Keberadaan perpustaakaan yang representatif amat dibutuhkan dalam upaya
penumbuhan kemampuan literasi baca-tulis. Kuantitas dan kualitas buku rujukan di
perpustakaan menjadi sentral dalam kegiatan ini. Pembangunan lingkungan fisik, sosial,
afektif, dan akademik yang disertai beragam bacaan (cetak, visual, auditori, digital) yang
kaya literasi di luar buku teks pelajaran perlu mendapat perhatian setiap sekolah.

F. Kesimpulan dan Harapan


”Lima belas menit begitu menenukan!” Ya, itulah ungkapan yang tepat untuk
menggambarkan betapa pentinggya kegiatan ini dalam meningkatkan kemampuan literasi
baca-tulis di kalangan peserta didik. Mengapa demikan? Lihat Permendikbud No. 23 tahun
2015 tentang Penumbuhan Budi Pekerti kalimat “kegiatan 15 menit membaca buku
nonpelajaran sebelum waktu belajar dimulai” tertuang secara eksplisit. Ini menunjukan
bahwa jiwa dari gerakan litersi sekolah adalah pembiasaan membaca 15 menit sebelum
pembelajaran dimulai setiap hari. Adapun kegiatan tahap pengembangan dan pembelajaran
adalah tindak lanjut dari kegiatan ini.
Tampaknya kegiatan membaca 15 menit ini banyak yang menganggap sepele.
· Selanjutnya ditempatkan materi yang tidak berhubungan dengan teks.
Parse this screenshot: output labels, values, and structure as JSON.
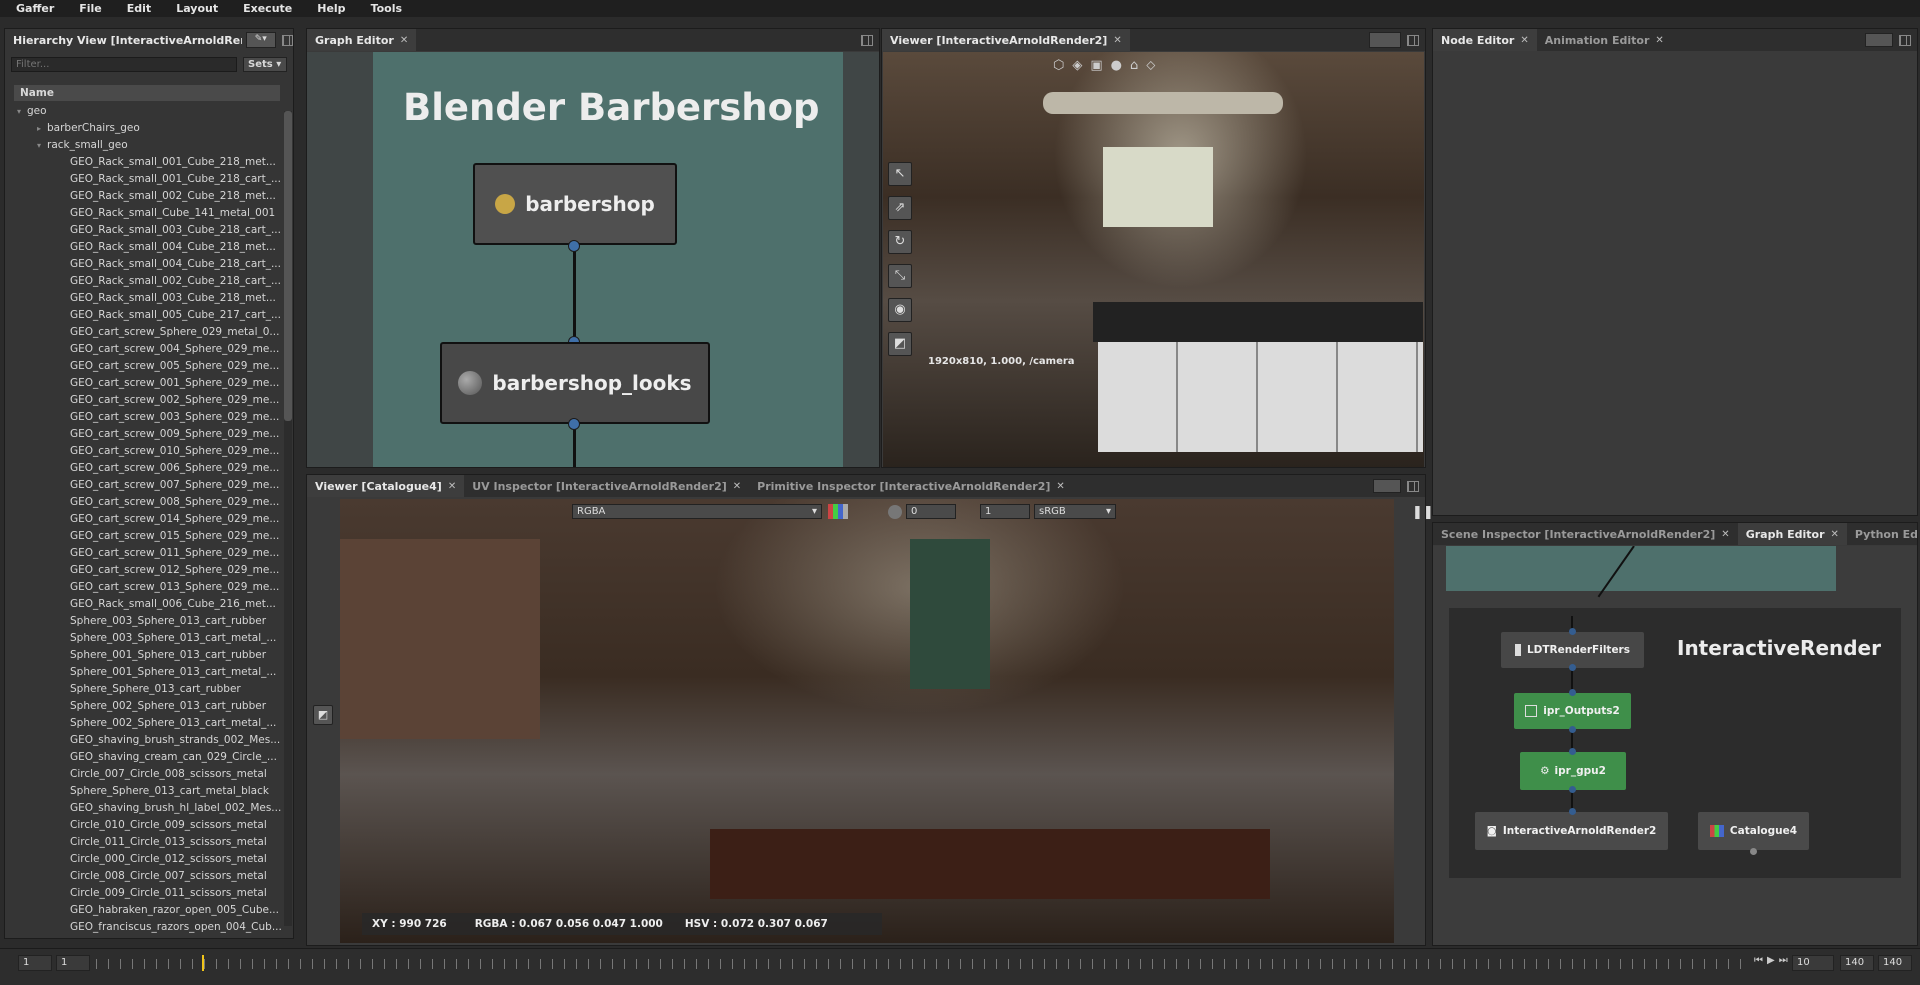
{
  "menubar": {
    "items": [
      "Gaffer",
      "File",
      "Edit",
      "Layout",
      "Execute",
      "Help",
      "Tools"
    ]
  },
  "hierarchy": {
    "tab_label": "Hierarchy View [InteractiveArnoldRende",
    "filter_placeholder": "Filter...",
    "sets_label": "Sets",
    "column_name": "Name",
    "rows": [
      {
        "label": "geo",
        "indent": 0,
        "arrow": "▾"
      },
      {
        "label": "barberChairs_geo",
        "indent": 1,
        "arrow": "▸"
      },
      {
        "label": "rack_small_geo",
        "indent": 1,
        "arrow": "▾"
      },
      {
        "label": "GEO_Rack_small_001_Cube_218_met...",
        "indent": 2,
        "arrow": ""
      },
      {
        "label": "GEO_Rack_small_001_Cube_218_cart_...",
        "indent": 2,
        "arrow": ""
      },
      {
        "label": "GEO_Rack_small_002_Cube_218_met...",
        "indent": 2,
        "arrow": ""
      },
      {
        "label": "GEO_Rack_small_Cube_141_metal_001",
        "indent": 2,
        "arrow": ""
      },
      {
        "label": "GEO_Rack_small_003_Cube_218_cart_...",
        "indent": 2,
        "arrow": ""
      },
      {
        "label": "GEO_Rack_small_004_Cube_218_met...",
        "indent": 2,
        "arrow": ""
      },
      {
        "label": "GEO_Rack_small_004_Cube_218_cart_...",
        "indent": 2,
        "arrow": ""
      },
      {
        "label": "GEO_Rack_small_002_Cube_218_cart_...",
        "indent": 2,
        "arrow": ""
      },
      {
        "label": "GEO_Rack_small_003_Cube_218_met...",
        "indent": 2,
        "arrow": ""
      },
      {
        "label": "GEO_Rack_small_005_Cube_217_cart_...",
        "indent": 2,
        "arrow": ""
      },
      {
        "label": "GEO_cart_screw_Sphere_029_metal_0...",
        "indent": 2,
        "arrow": ""
      },
      {
        "label": "GEO_cart_screw_004_Sphere_029_me...",
        "indent": 2,
        "arrow": ""
      },
      {
        "label": "GEO_cart_screw_005_Sphere_029_me...",
        "indent": 2,
        "arrow": ""
      },
      {
        "label": "GEO_cart_screw_001_Sphere_029_me...",
        "indent": 2,
        "arrow": ""
      },
      {
        "label": "GEO_cart_screw_002_Sphere_029_me...",
        "indent": 2,
        "arrow": ""
      },
      {
        "label": "GEO_cart_screw_003_Sphere_029_me...",
        "indent": 2,
        "arrow": ""
      },
      {
        "label": "GEO_cart_screw_009_Sphere_029_me...",
        "indent": 2,
        "arrow": ""
      },
      {
        "label": "GEO_cart_screw_010_Sphere_029_me...",
        "indent": 2,
        "arrow": ""
      },
      {
        "label": "GEO_cart_screw_006_Sphere_029_me...",
        "indent": 2,
        "arrow": ""
      },
      {
        "label": "GEO_cart_screw_007_Sphere_029_me...",
        "indent": 2,
        "arrow": ""
      },
      {
        "label": "GEO_cart_screw_008_Sphere_029_me...",
        "indent": 2,
        "arrow": ""
      },
      {
        "label": "GEO_cart_screw_014_Sphere_029_me...",
        "indent": 2,
        "arrow": ""
      },
      {
        "label": "GEO_cart_screw_015_Sphere_029_me...",
        "indent": 2,
        "arrow": ""
      },
      {
        "label": "GEO_cart_screw_011_Sphere_029_me...",
        "indent": 2,
        "arrow": ""
      },
      {
        "label": "GEO_cart_screw_012_Sphere_029_me...",
        "indent": 2,
        "arrow": ""
      },
      {
        "label": "GEO_cart_screw_013_Sphere_029_me...",
        "indent": 2,
        "arrow": ""
      },
      {
        "label": "GEO_Rack_small_006_Cube_216_met...",
        "indent": 2,
        "arrow": ""
      },
      {
        "label": "Sphere_003_Sphere_013_cart_rubber",
        "indent": 2,
        "arrow": ""
      },
      {
        "label": "Sphere_003_Sphere_013_cart_metal_...",
        "indent": 2,
        "arrow": ""
      },
      {
        "label": "Sphere_001_Sphere_013_cart_rubber",
        "indent": 2,
        "arrow": ""
      },
      {
        "label": "Sphere_001_Sphere_013_cart_metal_...",
        "indent": 2,
        "arrow": ""
      },
      {
        "label": "Sphere_Sphere_013_cart_rubber",
        "indent": 2,
        "arrow": ""
      },
      {
        "label": "Sphere_002_Sphere_013_cart_rubber",
        "indent": 2,
        "arrow": ""
      },
      {
        "label": "Sphere_002_Sphere_013_cart_metal_...",
        "indent": 2,
        "arrow": ""
      },
      {
        "label": "GEO_shaving_brush_strands_002_Mes...",
        "indent": 2,
        "arrow": ""
      },
      {
        "label": "GEO_shaving_cream_can_029_Circle_...",
        "indent": 2,
        "arrow": ""
      },
      {
        "label": "Circle_007_Circle_008_scissors_metal",
        "indent": 2,
        "arrow": ""
      },
      {
        "label": "Sphere_Sphere_013_cart_metal_black",
        "indent": 2,
        "arrow": ""
      },
      {
        "label": "GEO_shaving_brush_hl_label_002_Mes...",
        "indent": 2,
        "arrow": ""
      },
      {
        "label": "Circle_010_Circle_009_scissors_metal",
        "indent": 2,
        "arrow": ""
      },
      {
        "label": "Circle_011_Circle_013_scissors_metal",
        "indent": 2,
        "arrow": ""
      },
      {
        "label": "Circle_000_Circle_012_scissors_metal",
        "indent": 2,
        "arrow": ""
      },
      {
        "label": "Circle_008_Circle_007_scissors_metal",
        "indent": 2,
        "arrow": ""
      },
      {
        "label": "Circle_009_Circle_011_scissors_metal",
        "indent": 2,
        "arrow": ""
      },
      {
        "label": "GEO_habraken_razor_open_005_Cube...",
        "indent": 2,
        "arrow": ""
      },
      {
        "label": "GEO_franciscus_razors_open_004_Cub...",
        "indent": 2,
        "arrow": ""
      }
    ]
  },
  "graph_editor_top": {
    "tab_label": "Graph Editor",
    "backdrop_title": "Blender Barbershop",
    "nodes": [
      {
        "label": "barbershop"
      },
      {
        "label": "barbershop_looks"
      }
    ]
  },
  "viewer_top": {
    "tab_label": "Viewer [InteractiveArnoldRender2]",
    "overlay_text": "1920x810, 1.000, /camera"
  },
  "node_editor": {
    "tabs": [
      {
        "label": "Node Editor",
        "active": true
      },
      {
        "label": "Animation Editor",
        "active": false
      }
    ]
  },
  "viewer_bottom": {
    "tabs": [
      {
        "label": "Viewer [Catalogue4]",
        "active": true
      },
      {
        "label": "UV Inspector [InteractiveArnoldRender2]",
        "active": false
      },
      {
        "label": "Primitive Inspector [InteractiveArnoldRender2]",
        "active": false
      }
    ],
    "channel_select": "RGBA",
    "exposure_value": "0",
    "gamma_value": "1",
    "colorspace_select": "sRGB",
    "pixel_readout": {
      "xy": "XY : 990 726",
      "rgba": "RGBA : 0.067 0.056 0.047 1.000",
      "hsv": "HSV : 0.072 0.307 0.067"
    }
  },
  "graph_editor_bottom": {
    "tabs": [
      {
        "label": "Scene Inspector [InteractiveArnoldRender2]",
        "active": false
      },
      {
        "label": "Graph Editor",
        "active": true
      },
      {
        "label": "Python Edito",
        "active": false
      }
    ],
    "backdrop_title": "InteractiveRender",
    "nodes": [
      {
        "label": "LDTRenderFilters"
      },
      {
        "label": "ipr_Outputs2"
      },
      {
        "label": "ipr_gpu2"
      },
      {
        "label": "InteractiveArnoldRender2"
      },
      {
        "label": "Catalogue4"
      }
    ]
  },
  "timeline": {
    "start_field": "1",
    "current_field": "1",
    "frame_field": "10",
    "end_field": "140",
    "end_field2": "140",
    "current_frame": 10,
    "range_start": 1,
    "range_end": 140
  },
  "colors": {
    "accent": "#3f6fa8",
    "green_node": "#3f8f4a",
    "backdrop": "#4e706c",
    "playhead": "#f0c419"
  }
}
Padahal tidak demikian. Kegiatan membaca 15 menit ini dapat menentukan masa depan
bangsa. Mudah-mudahan program ini dapat dilaksanakan dengan penuh tanggung jawab dan
berkesimambungan. Pada akhirnya, harapan hasil uji internasional PISA dan PIRLS peserta
didik kita bisa sejajar dengan negara maju. Rasa pesimistis dalam menyongsong era genersi
emas 2045 dengan berbekal bonus demografi yang literat akan berubah menjadi optimistis.
Bonus demografi tidak akan menjadi beban pembangunan melainkan menjadi modal
pembangunan di masa depan.
Marilah kita berupaya meningkatkan kemampuan literasi baca-tulis peserta didik.
Meskipun di sana-sini tantangan selalu menghadang. Luangkanlah minimal 15 menit untuk
memberi kesempatan kita dan peserta didik untuk membaca. Jadikanlah kegiatan ini menjadi
ladang ibadah bagi kita dalam menuntut ilmu. Filsuf Muslim, Imam Ghozali, pernah berkata,
”Menuntut ilmu adalah taqwa. Menyampaikan ilmu adalah ibadah. Mengulang-ulang ilmu
adalah zikir. Mencari ilmu adalah jihad. Semoga dan semoga!